The Executive Director of the United Nations Children's Fund(UNICEF), Anthony Lake, has offered stark realities of the state of the welfare of the world's children. In a recent interview with Reuters, not only was the Director's revelation that 230 million children globally live in areas affected by armed conflicts shocking, but of even more concern and shame to the international community, was Director Lake's attribution of the condition of so many children, to the consequences of political divisions, now greater than before.
He blamed the political rifts among veto-holding members of the UN Security Council of harming children. Mr. Lake described to Reuters writer, Tom Miles, in Geneva, Switzerland, that conflicts were at the worse level in two generations for children and that 2015 looks to be even worse. The condition of so many children, Mr. Lake, a former US National Security Adviser under former President Bill Clinton said: "...reflects the indisputable fact that the world is more divided politically among and within nations than ever before."

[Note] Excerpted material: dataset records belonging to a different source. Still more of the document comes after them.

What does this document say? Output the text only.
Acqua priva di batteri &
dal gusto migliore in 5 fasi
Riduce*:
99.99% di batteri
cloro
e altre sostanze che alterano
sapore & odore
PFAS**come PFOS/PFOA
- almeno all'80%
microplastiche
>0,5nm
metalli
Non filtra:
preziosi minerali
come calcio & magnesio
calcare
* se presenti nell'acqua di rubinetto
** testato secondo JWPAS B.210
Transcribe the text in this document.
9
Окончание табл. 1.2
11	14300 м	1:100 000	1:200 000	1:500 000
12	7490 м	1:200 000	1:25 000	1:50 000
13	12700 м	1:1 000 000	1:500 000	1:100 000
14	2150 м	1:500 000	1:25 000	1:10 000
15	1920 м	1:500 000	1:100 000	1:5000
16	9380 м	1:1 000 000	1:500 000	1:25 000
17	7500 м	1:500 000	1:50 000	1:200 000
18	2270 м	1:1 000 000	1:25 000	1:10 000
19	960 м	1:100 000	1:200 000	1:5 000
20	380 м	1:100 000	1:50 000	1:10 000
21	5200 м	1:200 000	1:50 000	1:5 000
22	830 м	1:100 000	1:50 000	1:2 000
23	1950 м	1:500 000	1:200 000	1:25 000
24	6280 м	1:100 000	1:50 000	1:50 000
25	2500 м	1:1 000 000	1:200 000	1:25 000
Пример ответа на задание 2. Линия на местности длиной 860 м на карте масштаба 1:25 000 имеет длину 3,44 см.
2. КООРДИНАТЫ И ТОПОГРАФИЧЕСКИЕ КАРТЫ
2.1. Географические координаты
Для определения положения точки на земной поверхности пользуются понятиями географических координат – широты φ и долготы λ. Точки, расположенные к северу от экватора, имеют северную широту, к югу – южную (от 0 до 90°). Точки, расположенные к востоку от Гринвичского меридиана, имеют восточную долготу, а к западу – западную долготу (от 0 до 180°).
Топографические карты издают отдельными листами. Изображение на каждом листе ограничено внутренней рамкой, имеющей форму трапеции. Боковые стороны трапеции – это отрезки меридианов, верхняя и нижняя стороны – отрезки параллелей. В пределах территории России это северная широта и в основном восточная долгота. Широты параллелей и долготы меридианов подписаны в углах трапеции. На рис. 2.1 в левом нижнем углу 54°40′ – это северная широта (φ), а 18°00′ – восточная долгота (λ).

Noting that 15 million conflict-zone children live in Syria, Iraq, Central African Republic, South Sudan, Ukraine and the Palestinian territories, Mr. Lake offered that it was of the security interest of nations to stop conflicts such as the Syrian war and to prevent further humanitarian crises.
Both China and Russia have teamed up at the UN Security Council on a number of occasions to block Western Resolutions aimed at ending the Syrian war. That bedded partners China and Russia have stood in the path to peace in the Levant, the UNICEF head asked of such wars: "If these conflicts become endemic in the next generation and the generation after that, then what hope is there for the whole region in the Middle East, and ergo, what hope is there for the kind of stability there that the rest of the world needs for so many reason?"
Mr. Lake highlighted the dangers of so many children cut off from school thus becoming ill-equipped to rebuild their societies someday and the need for so many traumatized children be able to cope with the horrors they have witnessed and continue to see each day. He warned that if the conditions of these millions of children were not ameliorated, "...they are simply going to recreate what they consider to be normal in the next generation and seek revenge rather than reconciliation, and everybody is going to pay the price."
Enough evidence has been witnessed already in respect to increase radicalization of children from conflicts in the Middle East. The ranks of the extremist group ISIL have swollen with radicalized youth from the Middle East as well as from Western nations. Should the Syrian war be prolonged, what would 2015 and beyond hold for global stability and security? What of the children?